The group who can work out a dance sequence that incorporates all the following Bollywood cliches without looking like they're forcing themselves wins.
  1. A harem of good dancers, just pretty enough to accent the gal who is clearly our heroine, but not enough to distract.
  2. Everyday objects (lamps, chandeliers, drums) being used as dance props in distracting ways.
  3. Long, and sometimes inexplicable, staring sequences between our heroine and the 'camera'.
  4. Our heroine plays with her bangles. (... no, not those bangles!)
  5. Our heroine must hug a bride, sitting on the sidelines in full wedding garb and henna, who has inexplicably appeared.
  6. Our heroine must cuddle the oldest woman in the room.
  7. A feisty middle-aged woman must try to steal the spotlight
  8. Someone is so moved by the music that they are nearly driven to tears.
  9. Deep staring sequence between the heroine and her lost love.
  10. Deep staring sequence between the heroine and the man she's not yet met who's destined to be her lost love.
  11. An inexplicable cut to an 'expensive location shoot' just for the purposes of the dance number.





Writing with HTML

I'm a bit unlike most writers today.
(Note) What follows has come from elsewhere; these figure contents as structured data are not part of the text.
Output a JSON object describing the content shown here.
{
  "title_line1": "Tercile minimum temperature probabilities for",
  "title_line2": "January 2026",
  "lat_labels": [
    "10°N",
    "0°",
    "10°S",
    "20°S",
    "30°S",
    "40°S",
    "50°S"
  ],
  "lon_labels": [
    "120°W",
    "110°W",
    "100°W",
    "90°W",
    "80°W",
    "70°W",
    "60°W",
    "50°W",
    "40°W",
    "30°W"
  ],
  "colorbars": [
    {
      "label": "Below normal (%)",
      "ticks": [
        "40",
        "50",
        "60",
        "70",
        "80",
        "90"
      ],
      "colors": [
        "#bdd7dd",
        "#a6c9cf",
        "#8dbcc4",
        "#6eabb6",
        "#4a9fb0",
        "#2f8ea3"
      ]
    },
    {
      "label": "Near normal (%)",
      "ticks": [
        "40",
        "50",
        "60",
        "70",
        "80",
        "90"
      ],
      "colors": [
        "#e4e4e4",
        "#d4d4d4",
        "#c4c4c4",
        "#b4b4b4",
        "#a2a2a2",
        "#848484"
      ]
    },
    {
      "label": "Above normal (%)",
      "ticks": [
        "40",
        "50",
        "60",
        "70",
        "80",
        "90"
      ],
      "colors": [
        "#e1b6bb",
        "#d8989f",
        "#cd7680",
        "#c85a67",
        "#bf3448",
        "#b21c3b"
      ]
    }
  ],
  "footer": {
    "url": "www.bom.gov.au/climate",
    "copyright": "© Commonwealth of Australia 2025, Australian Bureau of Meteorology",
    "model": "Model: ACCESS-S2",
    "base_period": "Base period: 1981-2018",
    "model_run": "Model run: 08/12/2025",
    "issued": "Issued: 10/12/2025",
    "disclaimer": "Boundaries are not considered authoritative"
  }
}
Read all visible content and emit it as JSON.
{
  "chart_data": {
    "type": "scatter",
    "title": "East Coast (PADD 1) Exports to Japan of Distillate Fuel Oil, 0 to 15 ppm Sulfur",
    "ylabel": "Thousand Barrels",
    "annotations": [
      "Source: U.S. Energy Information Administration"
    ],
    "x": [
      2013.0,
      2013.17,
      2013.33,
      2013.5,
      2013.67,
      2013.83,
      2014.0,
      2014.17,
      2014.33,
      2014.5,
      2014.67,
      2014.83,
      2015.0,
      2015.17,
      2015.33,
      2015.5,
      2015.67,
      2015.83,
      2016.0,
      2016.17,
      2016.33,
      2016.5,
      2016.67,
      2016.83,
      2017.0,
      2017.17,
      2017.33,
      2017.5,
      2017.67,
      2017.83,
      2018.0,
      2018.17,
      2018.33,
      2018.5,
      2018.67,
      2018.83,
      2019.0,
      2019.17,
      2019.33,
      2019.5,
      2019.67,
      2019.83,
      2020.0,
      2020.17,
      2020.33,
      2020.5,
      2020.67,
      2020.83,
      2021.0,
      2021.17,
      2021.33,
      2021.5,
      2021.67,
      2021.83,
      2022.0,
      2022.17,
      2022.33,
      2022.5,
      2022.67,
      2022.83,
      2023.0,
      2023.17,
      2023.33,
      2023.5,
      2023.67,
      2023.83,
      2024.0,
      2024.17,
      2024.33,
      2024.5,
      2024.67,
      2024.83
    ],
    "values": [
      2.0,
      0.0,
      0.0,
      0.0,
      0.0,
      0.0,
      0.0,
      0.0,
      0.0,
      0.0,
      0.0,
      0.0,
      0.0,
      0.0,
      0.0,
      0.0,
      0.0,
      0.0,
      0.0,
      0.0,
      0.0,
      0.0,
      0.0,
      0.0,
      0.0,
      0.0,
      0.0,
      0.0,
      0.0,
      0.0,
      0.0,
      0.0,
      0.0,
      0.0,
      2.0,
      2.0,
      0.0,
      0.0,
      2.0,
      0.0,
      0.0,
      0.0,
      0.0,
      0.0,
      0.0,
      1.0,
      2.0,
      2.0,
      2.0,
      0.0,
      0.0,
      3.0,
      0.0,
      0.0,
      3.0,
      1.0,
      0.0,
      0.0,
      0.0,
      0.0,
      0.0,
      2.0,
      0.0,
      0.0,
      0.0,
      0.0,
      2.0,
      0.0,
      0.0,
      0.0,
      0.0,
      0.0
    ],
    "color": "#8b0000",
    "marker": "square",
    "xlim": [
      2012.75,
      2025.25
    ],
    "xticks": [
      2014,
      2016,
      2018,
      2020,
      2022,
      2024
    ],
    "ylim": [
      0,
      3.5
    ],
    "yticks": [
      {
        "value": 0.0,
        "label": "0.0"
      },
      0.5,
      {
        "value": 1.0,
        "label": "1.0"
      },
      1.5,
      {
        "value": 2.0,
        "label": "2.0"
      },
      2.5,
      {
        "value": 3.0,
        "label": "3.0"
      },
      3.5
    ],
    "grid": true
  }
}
When I publish something online, I want to do the HTML coding myself. It's a byproduct from when I hosted my first web page and every line of text had to be hand-coded.

Time consuming? Of course. But as a gal who still treasures the warm childhood memory of typing in her first DOS commands, HTML coding brings my mind back to the proverbial salad days of my youth.

But it's indefinitely harder to proof a line of code than it is to proof a regular document. You have to see how each line of text fits in the page design. Which occasionally means typing a new line of text when you realize what would fit better. After you spend a few hours getting everything to look right, you have to turn around and reproof it again.

Lather, rinse, repeat.

I've finally gotten my site to look downright professional - clashing social media buttons aside. But I can't help asking myself: if this website was a project, would I feel comfortable turning it into my client?

Once more with feeling...

Since it seems there needs to be something here to adequetely bring my page back from the dead, let me just say that neither Blogger nor my computer seems to like me very much at this particular moment.